4) Si mantiene il passaggio rasente le finestre del condominio di via Prenestina 42, in spregio alle normative e al benessere dei residenti.
5) Il nodo del Pigneto, già svilito dal progetto minimale di RFI, sarà ulteriormente depotenziato da questo tram che non scambia né con la stazione FS prevista nel vallo, né con la Metro C (entrambe situate a 300 metri dalla fermata di Sant’Elena).
6) Il passaggio del tram a Ponte Casilino impedirà la costruzione della banchina per far fermare al Pigneto i treni provenienti da sud (Nettuno, Aprilia, Formia), quando la stazione ferroviaria sarà completata con i successivi lavori già previsti per la fase due. Ulteriore fattore di svilimento del nodo di scambio.
7) Da Centocelle a Torrenova avremo oltre quattro chilometri di sovrapposizione con Metro C che, per ammissione degli stessi uffici del Comune, aggiunge su quel tratto un numero molto esiguo di utenti al bacino potenziale della metropolitana esistente. L’asse di viale dei Romanisti-via Ciamarra, in direzione Anagnina, offrirebbe invece un bacino otto volte superiore. Ma nella pianificazione si è proceduto in modo “inerziale” nel tracciare la linea, sulla base di “invarianti” decise a tavolino, senza indagare adeguatamente le diverse “linee di desiderio” del quadrante.
8) Tor Vergata sarà prossimamente servita dalla tranvia ATA, che unisce la Metro A di Anagnina con la Metro C di Torre Angela per arrivare a Tor Bellamonaca, attraversando l’università, il policlinico e l’arco delle periferie est. Abbiamo calcolato i tempi di percorrenza da Termini e da Pigneto in direzione Tor Vergata: saranno molto più convenienti con il binomio metro + tram ATA, piuttosto che con il lungo, lento tracciato del tram TTV. Stiamo quindi parlando, in prospettiva, di un servizio che si rivelerà poco attrattivo verso quella destinazione finale.

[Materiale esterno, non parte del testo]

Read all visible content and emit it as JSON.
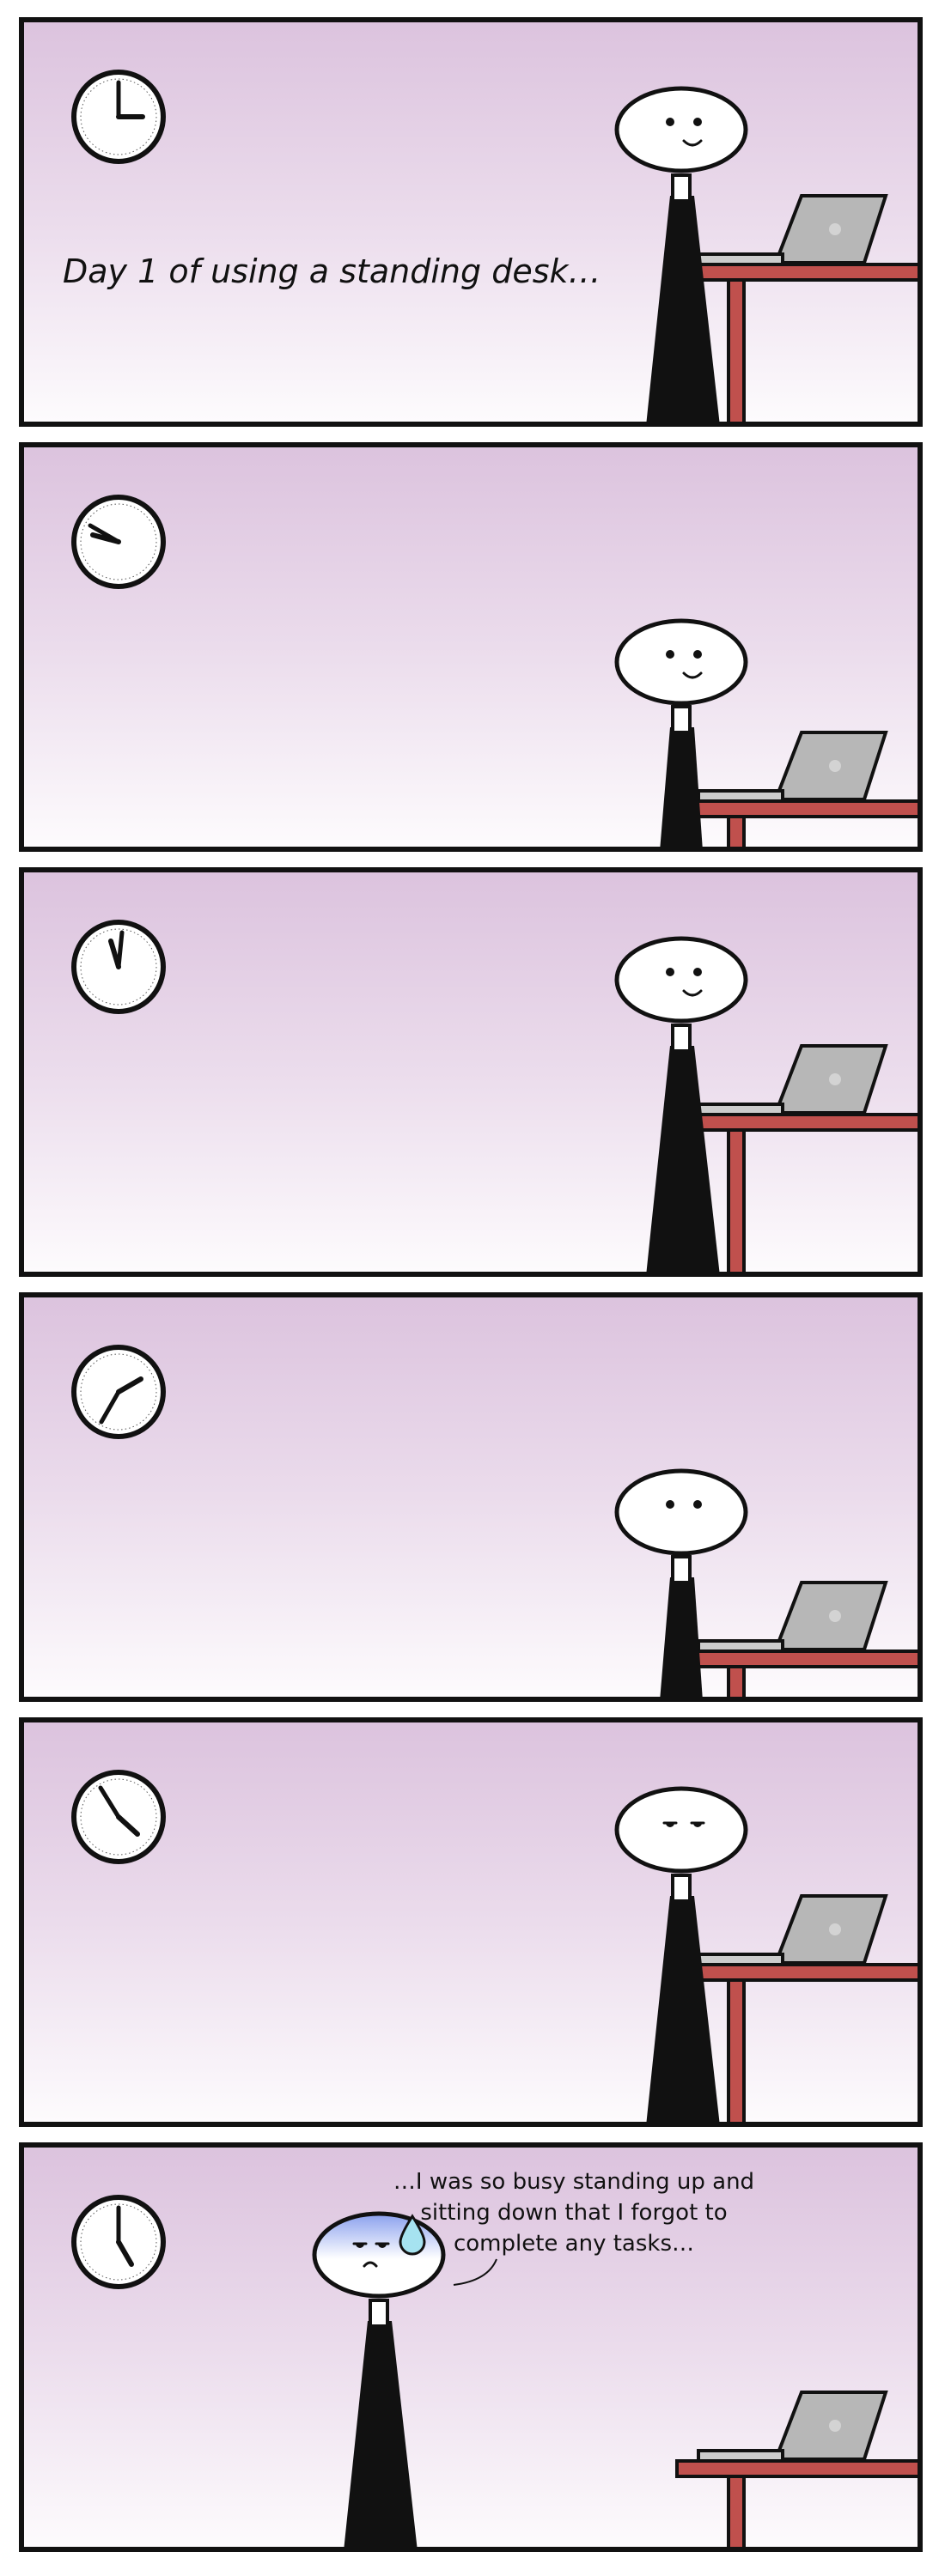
{
  "comic": {
    "caption_panel1": "Day 1 of using a standing desk…",
    "speech_panel6": "…I was so busy standing up and sitting down that I forgot to complete any tasks…"
  },
  "panels": [
    {
      "hour": 3,
      "minute": 0,
      "pose": "standing",
      "expression": "smile"
    },
    {
      "hour": 9,
      "minute": 50,
      "pose": "sitting",
      "expression": "smile"
    },
    {
      "hour": 11,
      "minute": 0,
      "pose": "standing",
      "expression": "smile"
    },
    {
      "hour": 2,
      "minute": 35,
      "pose": "sitting",
      "expression": "neutral"
    },
    {
      "hour": 4,
      "minute": 50,
      "pose": "standing",
      "expression": "tired"
    },
    {
      "hour": 5,
      "minute": 0,
      "pose": "standing",
      "expression": "worried"
    }
  ],
  "colors": {
    "bg_top": "#dcc3de",
    "bg_bottom": "#fdfbfd",
    "desk": "#c0504d",
    "laptop": "#b7b7b7",
    "body": "#111111",
    "sweat": "#a6e3f0"
  }
}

Concludiamo sottolineando che il tram da Termini a Centocelle va realizzato, perché è utile e necessario. E i quartieri hanno anche bisogno al più presto di una linea C che abbia finalmente frequenze da metropolitana vera. Ma c’è modo e modo di pensare il tracciato del tram. Perché è sul “come” che si fa la differenza tra un progetto utile e un progetto dannoso.
Qui non si tratta di reclamare all’occasione mancata. Perché in quel caso, pazienza: il meglio, si sa, è nemico del bene.

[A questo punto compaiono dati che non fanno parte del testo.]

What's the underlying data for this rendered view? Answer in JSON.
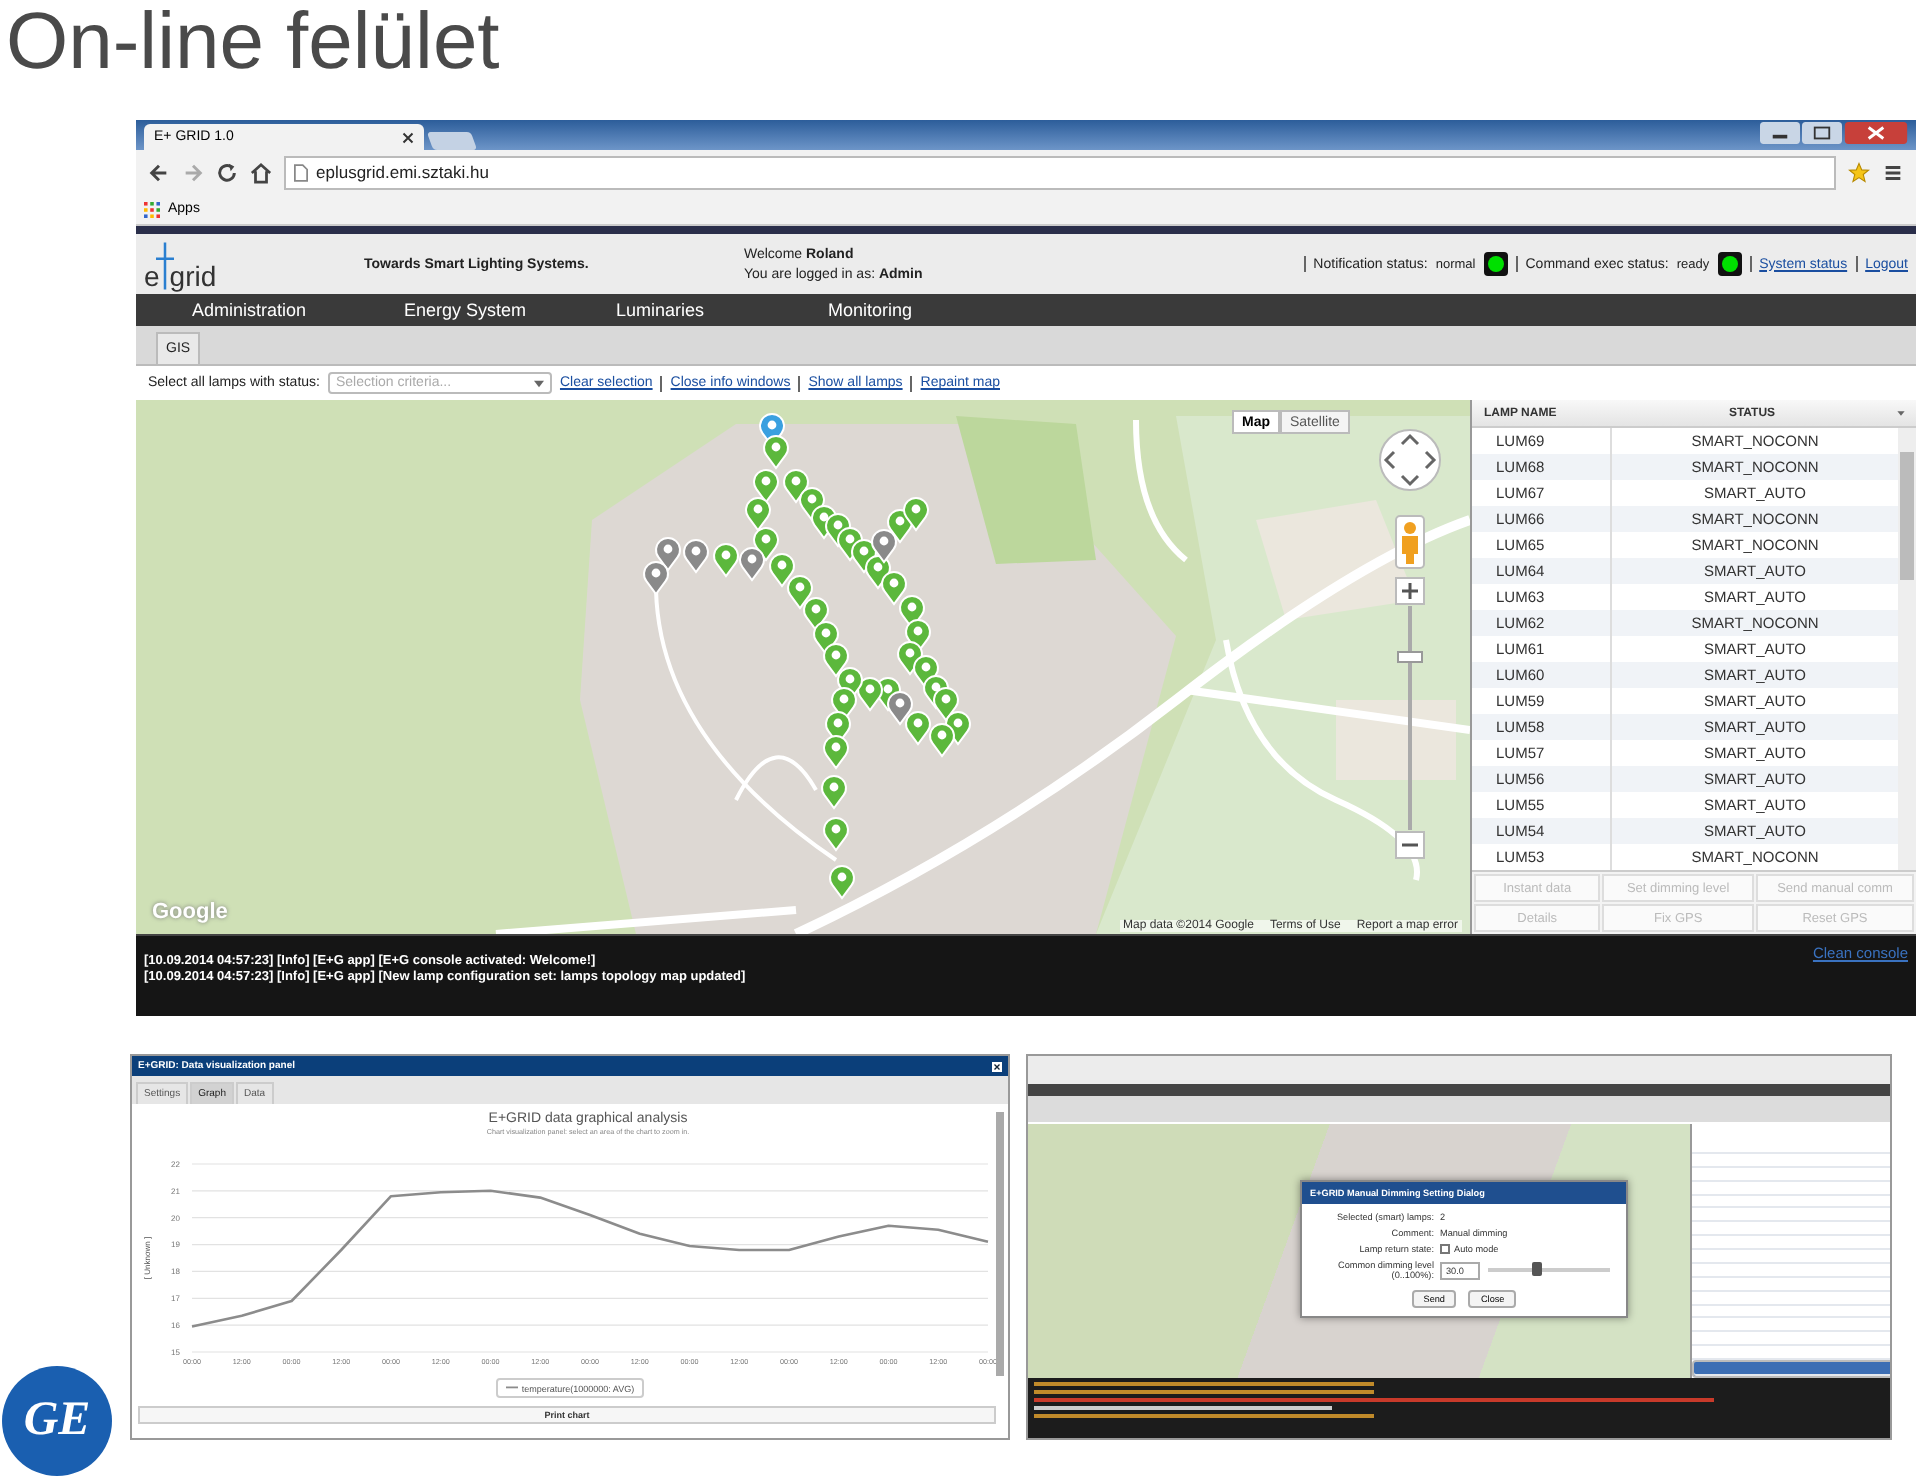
{
  "slide": {
    "title": "On-line felület"
  },
  "browser": {
    "tab": "E+ GRID 1.0",
    "url": "eplusgrid.emi.sztaki.hu",
    "bookmark": "Apps"
  },
  "app": {
    "logo": {
      "left": "e",
      "right": "grid"
    },
    "tagline": "Towards Smart Lighting Systems.",
    "welcome": "Welcome **Roland**",
    "login": "You are logged in as: **Admin**",
    "statuses": [
      {
        "label": "Notification status:",
        "value": "normal",
        "color": "#00e000"
      },
      {
        "label": "Command exec status:",
        "value": "ready",
        "color": "#00e000"
      }
    ],
    "links": [
      "System status",
      "Logout"
    ],
    "menu": [
      "Administration",
      "Energy System",
      "Luminaries",
      "Monitoring"
    ],
    "tabs": [
      {
        "label": "GIS",
        "selected": true
      }
    ],
    "filter": {
      "label": "Select all lamps with status:",
      "placeholder": "Selection criteria...",
      "links": [
        "Clear selection",
        "Close info windows",
        "Show all lamps",
        "Repaint map"
      ]
    },
    "map": {
      "types": [
        {
          "label": "Map",
          "selected": true
        },
        {
          "label": "Satellite",
          "selected": false
        }
      ],
      "logo": "Google",
      "footer": [
        "Map data ©2014 Google",
        "Terms of Use",
        "Report a map error"
      ]
    },
    "table": {
      "columns": [
        "LAMP NAME",
        "STATUS"
      ],
      "rows": [
        {
          "name": "LUM69",
          "status": "SMART_NOCONN"
        },
        {
          "name": "LUM68",
          "status": "SMART_NOCONN"
        },
        {
          "name": "LUM67",
          "status": "SMART_AUTO"
        },
        {
          "name": "LUM66",
          "status": "SMART_NOCONN"
        },
        {
          "name": "LUM65",
          "status": "SMART_NOCONN"
        },
        {
          "name": "LUM64",
          "status": "SMART_AUTO"
        },
        {
          "name": "LUM63",
          "status": "SMART_AUTO"
        },
        {
          "name": "LUM62",
          "status": "SMART_NOCONN"
        },
        {
          "name": "LUM61",
          "status": "SMART_AUTO"
        },
        {
          "name": "LUM60",
          "status": "SMART_AUTO"
        },
        {
          "name": "LUM59",
          "status": "SMART_AUTO"
        },
        {
          "name": "LUM58",
          "status": "SMART_AUTO"
        },
        {
          "name": "LUM57",
          "status": "SMART_AUTO"
        },
        {
          "name": "LUM56",
          "status": "SMART_AUTO"
        },
        {
          "name": "LUM55",
          "status": "SMART_AUTO"
        },
        {
          "name": "LUM54",
          "status": "SMART_AUTO"
        },
        {
          "name": "LUM53",
          "status": "SMART_NOCONN"
        }
      ],
      "buttons": [
        {
          "label": "Instant data",
          "disabled": true
        },
        {
          "label": "Set dimming level",
          "disabled": true
        },
        {
          "label": "Send manual comm",
          "disabled": true
        },
        {
          "label": "Details",
          "disabled": true
        },
        {
          "label": "Fix GPS",
          "disabled": true
        },
        {
          "label": "Reset GPS",
          "disabled": true
        }
      ]
    },
    "console": {
      "link": "Clean console",
      "lines": [
        "[10.09.2014 04:57:23] [Info] [E+G app] [E+G console activated: Welcome!]",
        "[10.09.2014 04:57:23] [Info] [E+G app] [New lamp configuration set: lamps topology map updated]"
      ]
    }
  },
  "chart_panel": {
    "title": "E+GRID: Data visualization panel",
    "tabs": [
      {
        "label": "Settings",
        "selected": false
      },
      {
        "label": "Graph",
        "selected": true
      },
      {
        "label": "Data",
        "selected": false
      }
    ],
    "subtitle": "Chart visualization panel: select an area of the chart to zoom in.",
    "button": "Print chart",
    "chart_data": {
      "type": "line",
      "title": "E+GRID data graphical analysis",
      "ylabel": "[ Unknown ]",
      "categories": [
        "00:00",
        "12:00",
        "00:00",
        "12:00",
        "00:00",
        "12:00",
        "00:00",
        "12:00",
        "00:00",
        "12:00",
        "00:00",
        "12:00",
        "00:00",
        "12:00",
        "00:00",
        "12:00",
        "00:00"
      ],
      "series": [
        {
          "name": "temperature(1000000: AVG)",
          "color": "#8c8c8c",
          "values": [
            15.95,
            16.35,
            16.9,
            18.8,
            20.8,
            20.95,
            21.0,
            20.75,
            20.1,
            19.4,
            18.95,
            18.8,
            18.8,
            19.3,
            19.7,
            19.55,
            19.1
          ]
        }
      ],
      "ylim": [
        15,
        22
      ],
      "grid": true,
      "yticks": [
        15,
        16,
        17,
        18,
        19,
        20,
        21,
        22
      ]
    }
  },
  "dialog_shot": {
    "title": "E+GRID Manual Dimming Setting Dialog",
    "fields": [
      {
        "label": "Selected (smart) lamps:",
        "value": "2"
      },
      {
        "label": "Comment:",
        "value": "Manual dimming"
      }
    ],
    "checkbox": {
      "label": "Lamp return state:",
      "text": "Auto mode",
      "checked": false
    },
    "slider": {
      "label": "Common dimming level (0..100%):",
      "value": "30.0",
      "level": 0.4
    },
    "buttons": [
      "Send",
      "Close"
    ]
  },
  "brand": {
    "logo": "GE"
  }
}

Qui non c’è nessun “bene”, siamo solo di fronte al “peggio”. E il peggio è certamente nemico del bene.
Da questa tranvia, per come è concepita ora, ricaveremo un danno. Una regressione pesante sulle potenzialità del sistema del ferro, con un nodo tranviario pregiudicato così com’è oggi, a Porta Maggiore; un nodo cruciale come il Pigneto svilito e disfunzionale; una tranvia che finirà prima o poi per spostare aria a Tor Vergata, lasciando scoperte periferie dense desiderose di entrare nel sistema del ferro. Un punto cruciale, quest’ultimo. Perché una linea efficace solo nella prima metà finirà per essere una zavorra economica e gestionale, nella seconda metà. Guai continuare secondo il principio che intanto si fa, e poi si vede. Il provvisorio, il pensato male, a Roma resta definitivo. E le molte disfunzioni della città sono lì a testimoniare.

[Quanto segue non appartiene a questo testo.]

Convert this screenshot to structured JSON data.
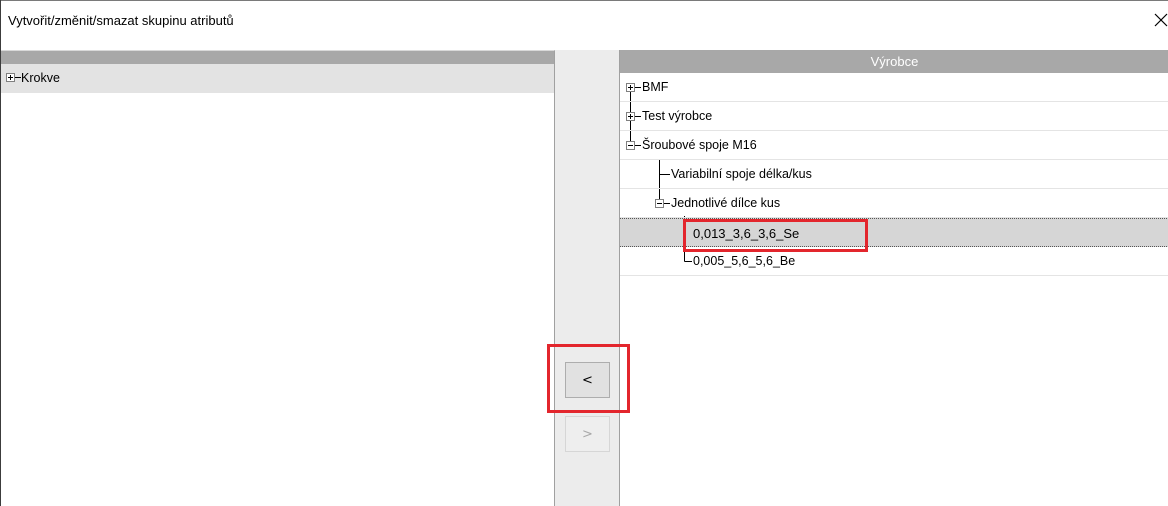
{
  "dialog": {
    "title": "Vytvořit/změnit/smazat skupinu atributů",
    "close_icon": "close-icon"
  },
  "left_panel": {
    "items": [
      {
        "label": "Krokve",
        "expanded": false
      }
    ]
  },
  "middle": {
    "move_left_label": "<",
    "move_right_label": ">",
    "move_right_enabled": false
  },
  "right_panel": {
    "header": "Výrobce",
    "items": [
      {
        "label": "BMF",
        "level": 0,
        "expander": "plus"
      },
      {
        "label": "Test výrobce",
        "level": 0,
        "expander": "plus"
      },
      {
        "label": "Šroubové spoje M16",
        "level": 0,
        "expander": "minus"
      },
      {
        "label": "Variabilní spoje délka/kus",
        "level": 1,
        "expander": "none"
      },
      {
        "label": "Jednotlivé dílce kus",
        "level": 1,
        "expander": "minus"
      },
      {
        "label": "0,013_3,6_3,6_Se",
        "level": 2,
        "expander": "none",
        "selected": true
      },
      {
        "label": "0,005_5,6_5,6_Be",
        "level": 2,
        "expander": "none"
      }
    ]
  },
  "colors": {
    "highlight": "#e3262d",
    "header_bg": "#a8a8a8",
    "selected_row_bg": "#d6d6d6"
  }
}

A chi dice che bisogna fare i conti con Roma, con quel poco e male che la città è in grado di fare per competenze, esperienze, incrostazioni politiche, mentali e sociali, noi rispondiamo che Roma così non si salva.
Alla città, alla sua amministrazione, bisogna chiedere uno sforzo eccezionale per raggiungere subito gli standard europei. Perché se chi governa non punta ai risultati più alti, degni di una capitale come Roma, non li raggiungerà mai per inerzia. Quel che si fa oggi determina il prossimo futuro. E se non si recupera bene oggi, il futuro è già perso.